My last Advent study was that of Jesus as "savior." As I read various views of this name for Jesus, two points-of-view were evident. One was that of Jesus as "my" savior, while the other was that of Jesus as "the" savior. For many Christians, Jesus is the only savior, the only way of approaching God, the Savior, with a capital "S." For those who hold this view, persons who don't share their view are not Christians; for them, Christianity is the only true religion, and Jesus must be worshiped as God incarnate, the savior who redeems the world from sin by his sacrificial death, and this path of reconciliation to God is the only true faith.

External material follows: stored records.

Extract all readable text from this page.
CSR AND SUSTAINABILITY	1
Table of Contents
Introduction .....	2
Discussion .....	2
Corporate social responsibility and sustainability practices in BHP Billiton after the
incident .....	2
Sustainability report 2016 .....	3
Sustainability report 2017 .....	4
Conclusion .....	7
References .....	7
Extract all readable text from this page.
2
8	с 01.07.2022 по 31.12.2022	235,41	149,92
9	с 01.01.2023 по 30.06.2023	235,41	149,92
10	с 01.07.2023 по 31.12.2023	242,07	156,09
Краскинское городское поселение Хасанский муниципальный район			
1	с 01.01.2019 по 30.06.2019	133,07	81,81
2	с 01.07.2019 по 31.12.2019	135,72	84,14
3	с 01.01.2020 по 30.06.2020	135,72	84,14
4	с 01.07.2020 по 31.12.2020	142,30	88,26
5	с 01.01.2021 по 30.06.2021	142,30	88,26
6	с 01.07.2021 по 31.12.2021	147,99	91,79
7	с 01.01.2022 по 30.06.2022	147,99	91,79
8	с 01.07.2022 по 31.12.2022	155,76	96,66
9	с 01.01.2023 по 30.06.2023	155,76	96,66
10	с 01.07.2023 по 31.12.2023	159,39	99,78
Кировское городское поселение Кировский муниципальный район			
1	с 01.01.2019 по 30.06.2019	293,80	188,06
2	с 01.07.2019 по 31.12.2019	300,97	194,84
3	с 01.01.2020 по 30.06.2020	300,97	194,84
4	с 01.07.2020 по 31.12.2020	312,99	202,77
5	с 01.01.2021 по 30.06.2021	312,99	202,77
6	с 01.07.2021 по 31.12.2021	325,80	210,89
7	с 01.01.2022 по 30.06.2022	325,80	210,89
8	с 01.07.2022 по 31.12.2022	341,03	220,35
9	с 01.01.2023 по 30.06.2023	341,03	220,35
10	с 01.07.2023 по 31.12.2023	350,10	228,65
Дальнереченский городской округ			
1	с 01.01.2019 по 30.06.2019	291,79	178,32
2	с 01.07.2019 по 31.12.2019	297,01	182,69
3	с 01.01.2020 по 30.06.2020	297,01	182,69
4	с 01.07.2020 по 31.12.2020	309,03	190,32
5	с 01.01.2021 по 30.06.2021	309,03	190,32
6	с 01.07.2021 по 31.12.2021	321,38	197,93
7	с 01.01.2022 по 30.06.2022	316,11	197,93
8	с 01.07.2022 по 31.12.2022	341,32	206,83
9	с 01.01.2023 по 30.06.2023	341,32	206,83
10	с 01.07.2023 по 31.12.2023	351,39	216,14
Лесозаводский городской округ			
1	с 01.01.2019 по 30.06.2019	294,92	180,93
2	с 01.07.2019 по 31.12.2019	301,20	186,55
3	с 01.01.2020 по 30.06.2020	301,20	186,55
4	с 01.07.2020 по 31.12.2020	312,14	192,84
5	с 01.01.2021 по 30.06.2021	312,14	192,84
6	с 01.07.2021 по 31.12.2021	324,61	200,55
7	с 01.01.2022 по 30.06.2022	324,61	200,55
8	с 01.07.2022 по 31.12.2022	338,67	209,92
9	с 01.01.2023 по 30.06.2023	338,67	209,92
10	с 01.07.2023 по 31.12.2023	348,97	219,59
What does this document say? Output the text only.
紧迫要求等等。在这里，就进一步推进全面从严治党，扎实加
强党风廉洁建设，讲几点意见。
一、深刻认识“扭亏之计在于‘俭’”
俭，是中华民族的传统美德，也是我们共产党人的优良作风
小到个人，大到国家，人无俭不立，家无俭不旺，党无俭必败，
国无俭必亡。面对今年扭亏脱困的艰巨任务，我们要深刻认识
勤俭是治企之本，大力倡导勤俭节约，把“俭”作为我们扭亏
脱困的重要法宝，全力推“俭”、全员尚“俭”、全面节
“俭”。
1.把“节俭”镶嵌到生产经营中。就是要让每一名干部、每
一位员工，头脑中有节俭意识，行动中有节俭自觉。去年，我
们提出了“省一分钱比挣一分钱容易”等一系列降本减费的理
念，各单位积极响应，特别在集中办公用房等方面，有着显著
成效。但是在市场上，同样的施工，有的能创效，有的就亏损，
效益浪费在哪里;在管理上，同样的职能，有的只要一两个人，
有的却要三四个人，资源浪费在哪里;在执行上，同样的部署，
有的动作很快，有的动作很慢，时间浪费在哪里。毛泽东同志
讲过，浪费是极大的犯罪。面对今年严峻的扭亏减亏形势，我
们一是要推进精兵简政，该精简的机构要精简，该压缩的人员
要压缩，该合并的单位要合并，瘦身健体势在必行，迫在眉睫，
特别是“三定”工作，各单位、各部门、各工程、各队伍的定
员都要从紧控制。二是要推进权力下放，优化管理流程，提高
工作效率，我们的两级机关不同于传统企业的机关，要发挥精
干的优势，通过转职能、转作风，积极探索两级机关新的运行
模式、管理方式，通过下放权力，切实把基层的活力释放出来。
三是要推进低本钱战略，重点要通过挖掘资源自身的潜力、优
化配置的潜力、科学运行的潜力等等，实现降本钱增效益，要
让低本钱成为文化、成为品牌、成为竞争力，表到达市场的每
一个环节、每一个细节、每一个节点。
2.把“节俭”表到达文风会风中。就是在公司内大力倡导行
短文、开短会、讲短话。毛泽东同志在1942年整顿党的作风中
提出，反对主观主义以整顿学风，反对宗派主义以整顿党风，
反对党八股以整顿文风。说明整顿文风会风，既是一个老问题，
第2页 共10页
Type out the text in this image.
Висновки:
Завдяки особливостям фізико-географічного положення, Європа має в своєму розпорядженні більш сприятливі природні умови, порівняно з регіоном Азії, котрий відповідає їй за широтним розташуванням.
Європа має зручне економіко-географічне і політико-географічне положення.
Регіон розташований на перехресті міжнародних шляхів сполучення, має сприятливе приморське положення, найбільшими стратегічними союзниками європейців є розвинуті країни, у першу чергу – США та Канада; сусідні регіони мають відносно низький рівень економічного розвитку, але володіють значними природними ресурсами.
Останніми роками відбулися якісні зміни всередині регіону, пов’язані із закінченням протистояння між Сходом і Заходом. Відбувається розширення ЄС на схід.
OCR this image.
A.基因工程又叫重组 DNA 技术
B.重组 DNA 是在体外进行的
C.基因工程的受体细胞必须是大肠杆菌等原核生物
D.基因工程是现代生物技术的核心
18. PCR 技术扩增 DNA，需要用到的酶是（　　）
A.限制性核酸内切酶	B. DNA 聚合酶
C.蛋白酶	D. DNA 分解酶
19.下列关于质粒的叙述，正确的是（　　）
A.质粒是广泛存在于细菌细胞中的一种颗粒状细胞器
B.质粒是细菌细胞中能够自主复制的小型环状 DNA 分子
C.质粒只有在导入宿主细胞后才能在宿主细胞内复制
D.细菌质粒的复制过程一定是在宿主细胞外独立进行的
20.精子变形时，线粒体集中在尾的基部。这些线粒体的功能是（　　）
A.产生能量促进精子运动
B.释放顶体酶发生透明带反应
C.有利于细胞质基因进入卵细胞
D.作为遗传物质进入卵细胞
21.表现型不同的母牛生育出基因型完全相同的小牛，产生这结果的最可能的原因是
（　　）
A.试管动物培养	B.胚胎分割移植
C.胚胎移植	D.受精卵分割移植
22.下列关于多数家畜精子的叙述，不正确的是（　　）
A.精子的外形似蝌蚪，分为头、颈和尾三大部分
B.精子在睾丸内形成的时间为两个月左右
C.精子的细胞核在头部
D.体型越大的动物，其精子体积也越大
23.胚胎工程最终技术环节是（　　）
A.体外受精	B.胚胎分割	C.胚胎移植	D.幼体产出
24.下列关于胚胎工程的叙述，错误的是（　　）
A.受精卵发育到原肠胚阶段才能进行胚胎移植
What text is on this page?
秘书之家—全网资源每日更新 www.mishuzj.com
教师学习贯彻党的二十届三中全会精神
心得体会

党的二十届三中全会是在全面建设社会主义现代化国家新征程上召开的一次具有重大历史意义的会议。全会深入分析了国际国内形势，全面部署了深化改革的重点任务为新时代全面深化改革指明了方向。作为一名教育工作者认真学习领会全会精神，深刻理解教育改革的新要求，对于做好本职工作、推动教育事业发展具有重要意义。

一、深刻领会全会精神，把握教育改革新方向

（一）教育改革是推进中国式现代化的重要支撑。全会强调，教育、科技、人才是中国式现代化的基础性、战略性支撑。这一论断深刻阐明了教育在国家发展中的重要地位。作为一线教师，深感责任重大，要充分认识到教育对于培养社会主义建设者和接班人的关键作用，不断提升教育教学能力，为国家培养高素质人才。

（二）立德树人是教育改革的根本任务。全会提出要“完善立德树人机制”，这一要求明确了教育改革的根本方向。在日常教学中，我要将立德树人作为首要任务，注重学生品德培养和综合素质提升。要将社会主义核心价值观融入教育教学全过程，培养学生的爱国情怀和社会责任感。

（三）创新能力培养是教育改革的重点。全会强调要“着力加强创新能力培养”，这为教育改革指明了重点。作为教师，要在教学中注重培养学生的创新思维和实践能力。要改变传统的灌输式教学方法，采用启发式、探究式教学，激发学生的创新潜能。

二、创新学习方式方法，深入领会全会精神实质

I cannot subscribe to this belief. I only know what I experience in my heart. I know that Jesus is my savior, who guides me along the path of service to God by serving others. For me, Jesus is the savior of the world because his teachings of love for God and our neighbors lead us to a profound change in our hearts, replacing the selfish egocentricity of our lives with a love-centered existence that views all others as children of God deserving of our love, compassion, and service. Jesus saves us by setting an example of unconditional love that accepts people as they are, not demanding that they must change in order to be worthy of love.
If we follow the teachings of Jesus, if we accept his pattern for our lives, he saves us from an empty existence that values things more than people. Can we live this life of love without accepting Jesus as "savior?" Each human heart must make that decision, and as I observe many loving people and read about the unselfish service that many non-Christians practice in the world, I cannot condemn these who are living lives that are consistent with Jesus' teachings, even though they may not call themselves Christians. If that makes me a "pluralist," and for some a non-Christian, so be it. I can only follow the path along which I believe God is leading me.